3 thoughts on “Biden Climate Bill’s Biggest Boost is in Red Areas”


  1. I’m a huge fan of the idea of EVs for transportation. But I have a raised eyebrow here.

    EV sales in Ontario come in around 7% per year now (roughly 100-120K). AutoForcast Solutions VP in charge of global vehicle forecasting Sam Fiorani says, “The industry, the buyers and the charging structure is just not ready for faster growth. It’s going to take five to 10 years to get there” (meaning to reach ICE parity in sales).

    Here’s the list of battery plants just in Ontario (and one in Quebec). This investment represents many tens of billions of public dollars for this transition. Much cheering.

    So my question is batteries for what? The US – as you’ve shown here – is also massively investing in battery production, presumably for the same EV market south of the border Ontario manufacturers presume will be available to supply. Yet EV sales and infrastructure investment does not seem to me to align anywhere near this same scale for battery plant manufacturing. In fact, one (Umicore) has already suspended further construction (apparently) for just this reason. The market for the product does not seem to be materializing.

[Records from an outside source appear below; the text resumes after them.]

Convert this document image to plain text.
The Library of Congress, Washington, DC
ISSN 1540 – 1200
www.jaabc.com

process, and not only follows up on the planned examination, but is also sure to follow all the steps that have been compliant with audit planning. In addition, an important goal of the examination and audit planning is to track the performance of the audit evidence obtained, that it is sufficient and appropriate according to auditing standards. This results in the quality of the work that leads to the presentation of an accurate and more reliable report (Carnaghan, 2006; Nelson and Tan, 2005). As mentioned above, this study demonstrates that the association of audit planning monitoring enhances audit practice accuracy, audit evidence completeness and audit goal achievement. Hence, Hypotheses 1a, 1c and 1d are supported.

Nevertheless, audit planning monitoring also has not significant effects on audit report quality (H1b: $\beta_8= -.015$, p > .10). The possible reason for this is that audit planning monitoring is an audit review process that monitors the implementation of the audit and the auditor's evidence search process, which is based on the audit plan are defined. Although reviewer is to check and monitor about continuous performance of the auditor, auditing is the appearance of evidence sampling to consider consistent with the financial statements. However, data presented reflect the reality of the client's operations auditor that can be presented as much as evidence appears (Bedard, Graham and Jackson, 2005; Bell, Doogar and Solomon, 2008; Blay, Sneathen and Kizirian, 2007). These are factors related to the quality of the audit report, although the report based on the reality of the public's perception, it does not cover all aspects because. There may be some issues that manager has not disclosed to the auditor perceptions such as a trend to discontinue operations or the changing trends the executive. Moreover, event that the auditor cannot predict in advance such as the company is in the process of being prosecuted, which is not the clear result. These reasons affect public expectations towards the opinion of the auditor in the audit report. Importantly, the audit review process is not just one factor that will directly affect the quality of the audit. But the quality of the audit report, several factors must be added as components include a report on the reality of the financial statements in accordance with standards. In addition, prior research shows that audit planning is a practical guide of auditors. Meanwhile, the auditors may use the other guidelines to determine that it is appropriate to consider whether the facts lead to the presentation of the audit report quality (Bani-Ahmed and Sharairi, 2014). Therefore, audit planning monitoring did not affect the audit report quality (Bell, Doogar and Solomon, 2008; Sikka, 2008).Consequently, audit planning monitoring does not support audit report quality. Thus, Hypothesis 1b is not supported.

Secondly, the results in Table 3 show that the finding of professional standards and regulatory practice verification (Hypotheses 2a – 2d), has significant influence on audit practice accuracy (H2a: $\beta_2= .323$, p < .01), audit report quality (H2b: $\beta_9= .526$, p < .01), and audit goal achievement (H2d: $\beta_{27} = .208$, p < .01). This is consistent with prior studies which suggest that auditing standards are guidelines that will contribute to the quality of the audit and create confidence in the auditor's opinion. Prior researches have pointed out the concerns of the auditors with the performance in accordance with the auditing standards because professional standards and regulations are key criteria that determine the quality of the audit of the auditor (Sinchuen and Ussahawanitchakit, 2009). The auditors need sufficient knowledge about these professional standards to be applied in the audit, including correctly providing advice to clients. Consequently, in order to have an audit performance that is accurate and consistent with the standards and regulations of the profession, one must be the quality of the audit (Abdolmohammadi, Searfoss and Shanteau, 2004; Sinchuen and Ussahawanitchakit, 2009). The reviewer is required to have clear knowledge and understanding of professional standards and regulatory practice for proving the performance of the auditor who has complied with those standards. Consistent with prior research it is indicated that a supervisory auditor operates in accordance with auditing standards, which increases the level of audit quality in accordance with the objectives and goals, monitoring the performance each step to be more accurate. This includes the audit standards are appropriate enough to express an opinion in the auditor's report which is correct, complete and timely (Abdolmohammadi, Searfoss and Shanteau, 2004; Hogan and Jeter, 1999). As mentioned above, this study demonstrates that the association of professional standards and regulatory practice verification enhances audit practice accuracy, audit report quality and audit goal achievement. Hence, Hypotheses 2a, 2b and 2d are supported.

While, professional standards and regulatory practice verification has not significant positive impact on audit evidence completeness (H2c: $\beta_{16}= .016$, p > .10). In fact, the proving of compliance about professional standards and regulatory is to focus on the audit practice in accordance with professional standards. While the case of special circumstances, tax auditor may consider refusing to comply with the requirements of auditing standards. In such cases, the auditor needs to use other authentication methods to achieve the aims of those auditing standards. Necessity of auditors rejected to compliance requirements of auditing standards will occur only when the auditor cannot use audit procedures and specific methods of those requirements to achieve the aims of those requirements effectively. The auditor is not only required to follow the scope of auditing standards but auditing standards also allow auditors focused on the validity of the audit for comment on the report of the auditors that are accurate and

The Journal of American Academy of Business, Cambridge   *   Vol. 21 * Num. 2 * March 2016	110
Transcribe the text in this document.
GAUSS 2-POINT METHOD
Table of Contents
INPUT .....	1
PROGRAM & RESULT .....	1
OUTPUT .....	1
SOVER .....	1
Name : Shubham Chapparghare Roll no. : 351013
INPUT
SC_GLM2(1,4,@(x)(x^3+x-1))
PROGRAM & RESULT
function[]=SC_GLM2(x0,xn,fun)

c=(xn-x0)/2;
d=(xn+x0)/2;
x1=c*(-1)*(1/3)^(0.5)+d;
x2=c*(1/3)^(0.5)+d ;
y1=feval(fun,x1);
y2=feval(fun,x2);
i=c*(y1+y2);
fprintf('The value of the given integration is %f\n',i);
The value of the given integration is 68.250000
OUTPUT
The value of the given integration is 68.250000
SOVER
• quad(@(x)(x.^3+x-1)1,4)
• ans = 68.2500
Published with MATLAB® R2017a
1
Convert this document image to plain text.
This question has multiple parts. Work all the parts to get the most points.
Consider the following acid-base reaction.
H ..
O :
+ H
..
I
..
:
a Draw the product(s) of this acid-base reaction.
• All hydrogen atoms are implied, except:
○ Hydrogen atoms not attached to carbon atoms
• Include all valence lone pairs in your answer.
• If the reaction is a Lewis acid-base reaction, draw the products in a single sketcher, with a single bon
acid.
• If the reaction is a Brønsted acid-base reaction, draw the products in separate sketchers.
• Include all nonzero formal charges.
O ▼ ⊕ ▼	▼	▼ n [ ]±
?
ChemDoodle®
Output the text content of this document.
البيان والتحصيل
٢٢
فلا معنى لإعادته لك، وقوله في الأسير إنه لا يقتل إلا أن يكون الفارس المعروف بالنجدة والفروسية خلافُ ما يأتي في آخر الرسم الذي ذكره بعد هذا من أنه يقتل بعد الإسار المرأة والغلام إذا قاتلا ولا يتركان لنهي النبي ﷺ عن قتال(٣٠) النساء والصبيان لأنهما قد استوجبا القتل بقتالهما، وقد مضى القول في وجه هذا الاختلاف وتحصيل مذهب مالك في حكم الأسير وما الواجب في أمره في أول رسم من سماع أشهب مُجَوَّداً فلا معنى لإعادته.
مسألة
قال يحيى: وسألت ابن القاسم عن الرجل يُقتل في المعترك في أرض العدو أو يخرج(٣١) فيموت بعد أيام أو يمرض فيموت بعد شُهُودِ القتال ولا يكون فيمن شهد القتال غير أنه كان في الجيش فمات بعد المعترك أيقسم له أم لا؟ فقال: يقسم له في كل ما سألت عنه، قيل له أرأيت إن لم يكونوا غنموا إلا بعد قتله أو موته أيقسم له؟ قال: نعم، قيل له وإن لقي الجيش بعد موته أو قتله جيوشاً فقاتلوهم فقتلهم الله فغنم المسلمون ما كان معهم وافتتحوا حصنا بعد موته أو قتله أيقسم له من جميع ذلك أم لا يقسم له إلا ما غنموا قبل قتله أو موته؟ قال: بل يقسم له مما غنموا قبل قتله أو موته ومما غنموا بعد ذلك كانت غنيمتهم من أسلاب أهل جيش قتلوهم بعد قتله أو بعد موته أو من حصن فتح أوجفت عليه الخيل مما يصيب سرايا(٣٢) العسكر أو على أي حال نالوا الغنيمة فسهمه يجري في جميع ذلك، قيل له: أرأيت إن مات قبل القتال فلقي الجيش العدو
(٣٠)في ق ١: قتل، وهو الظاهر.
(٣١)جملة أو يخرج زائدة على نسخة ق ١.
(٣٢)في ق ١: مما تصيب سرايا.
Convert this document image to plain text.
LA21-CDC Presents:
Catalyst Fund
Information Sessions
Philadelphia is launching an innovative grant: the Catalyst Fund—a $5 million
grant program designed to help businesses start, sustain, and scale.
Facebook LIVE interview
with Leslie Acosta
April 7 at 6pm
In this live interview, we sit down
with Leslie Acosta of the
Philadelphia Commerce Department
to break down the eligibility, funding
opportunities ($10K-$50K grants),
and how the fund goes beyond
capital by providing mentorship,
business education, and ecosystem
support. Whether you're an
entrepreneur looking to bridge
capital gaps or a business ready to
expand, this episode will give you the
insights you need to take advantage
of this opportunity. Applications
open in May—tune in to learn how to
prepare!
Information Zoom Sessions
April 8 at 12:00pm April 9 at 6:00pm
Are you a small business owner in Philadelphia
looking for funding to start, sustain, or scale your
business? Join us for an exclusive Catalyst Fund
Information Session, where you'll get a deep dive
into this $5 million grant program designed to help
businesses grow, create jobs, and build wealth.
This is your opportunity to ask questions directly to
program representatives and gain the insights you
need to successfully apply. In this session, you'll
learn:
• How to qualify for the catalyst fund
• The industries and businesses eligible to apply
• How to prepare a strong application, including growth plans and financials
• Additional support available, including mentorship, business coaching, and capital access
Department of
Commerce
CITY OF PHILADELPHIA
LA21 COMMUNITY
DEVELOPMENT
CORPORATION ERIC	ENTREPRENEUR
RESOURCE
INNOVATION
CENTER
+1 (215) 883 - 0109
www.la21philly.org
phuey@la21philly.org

    So touting more and bigger EV battery plants being built and employing many thousands of workers as if a ‘good thing’ I think today suffers a current disconnect from reality. Reaching scale savings for the manufacturing of batteries for the coming wave of EVs also depends on a host of other factors that seem to get very little public coverage of the problems and high costs not being appropriately addressed that will thwart the supposed EV tsunami. But I do understand it presents a good image for politicians.


    1. Responding to a dire existential global emergency is going to have some hiccups. Bottlenecks, dearths, surpluses, delays… The US WWII mobilization was full of them; the FDR administration dealt with them with admirable flexility and agility; simply abandoned programs that weren’t working and pivoted to back up plans. It will always be impossible to get everything exactly right during an emergency; it’s far better to have too many batteries than not enough, not just for EVs, ferries, and trains in dark territory, but for grid storage and household & other building back up.


    2. Are all of those battery plants for cars?
      Other large-scale battery users:
      – residential storage (e.g., Powerwalls)
      – ebikes and scooters
      – grid storage
      – miscellaneous backup applications
      – buses (transit systems and schools)

      BEV and PHEV buses are projected to have pretty steady growth compared to cars and pickups, and are not limited by the availability of public chargers. While a typical EV car contains 40kWh (Ford Lightning 98-130kWh), EV buses that charge in a barn range from 250 – 660kWh.